“When I finally told some of my friends that I lived in a shelter, they couldn’t believe it. I thought they’d see me as an outcast but they didn’t.”
New York, New York – October, 2020
My name is Bakary but my friends call me Didi. When I was 3 years old, my parents thought that if kids grew up here – in America – they acted badly. So, they sent me to live in Mali with relatives for 7 years. I did not see my parents for all that time. When I came back from Africa to New York City, at age 10, I had to re-learn English. Two years later, we came to live at the Regent Family Shelter. The rooms are small and it isn’t a great place to raise a family but I had a lot of people around me that cared. The people who worked there were my mentors and my family. They helped me with homework. They’d also have birthday parties for us and we got presents. When it came time for school to start, they’d bring us these amazing backpacks stuffed with supplies. They wanted to make sure we blended in with the other kids at school. I was the only one in my class with a miniature stapler!

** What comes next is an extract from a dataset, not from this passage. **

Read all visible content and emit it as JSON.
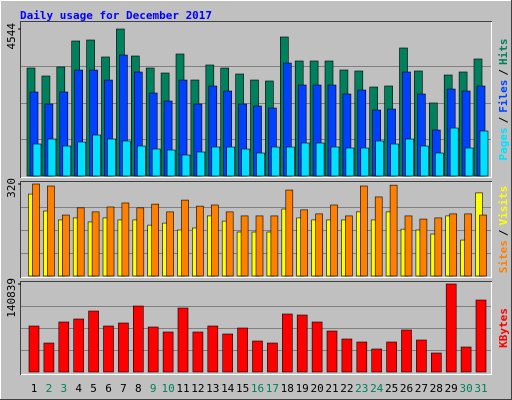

For years, I never told my friends where I lived. When they asked, I’d point to the building but they’d think I was pointing somewhere past it. Because the Regent had a curfew, I could not go to sleepovers but I’d have other friends at the Regent so we’d have our own sleepovers. It was fun.
When I finally told some of my friends that I lived in a shelter, they couldn’t believe it. I thought they’d see me as an outcast but they didn’t.
As I got into high school, the Regent staff helped us move into a beautiful apartment of our own in the West Bronx. I kept asking myself, how can you live in a shelter and then go to a place like that? I had my own bed to sleep in, knowing that no one else had not slept in it before me. Some of our other neighbors from the Regent moved to our new place too. I couldn’t get over how much happiness we all had with this new place to live and, while I was happy to move out of the Regent, I missed the people there. I went back to visit and began helping some of the younger kids with schoolwork. I realized that, what I was doing, was exactly what so many others had done for me. I like giving back. I’ve also worked with Operation Backpack® as a volunteer helping put backpacks and school supplies together for kids in shelters. I remember how much getting that backpack meant to me and I’m so glad to be able to help this program.
I am now a senior in college studying theater with a minor in business. I have a lot of goals and aspirations but I’ll never forget the many people who have helped me. I hope to be successful so that I can give back more to other kids who are growing up in shelters as I did.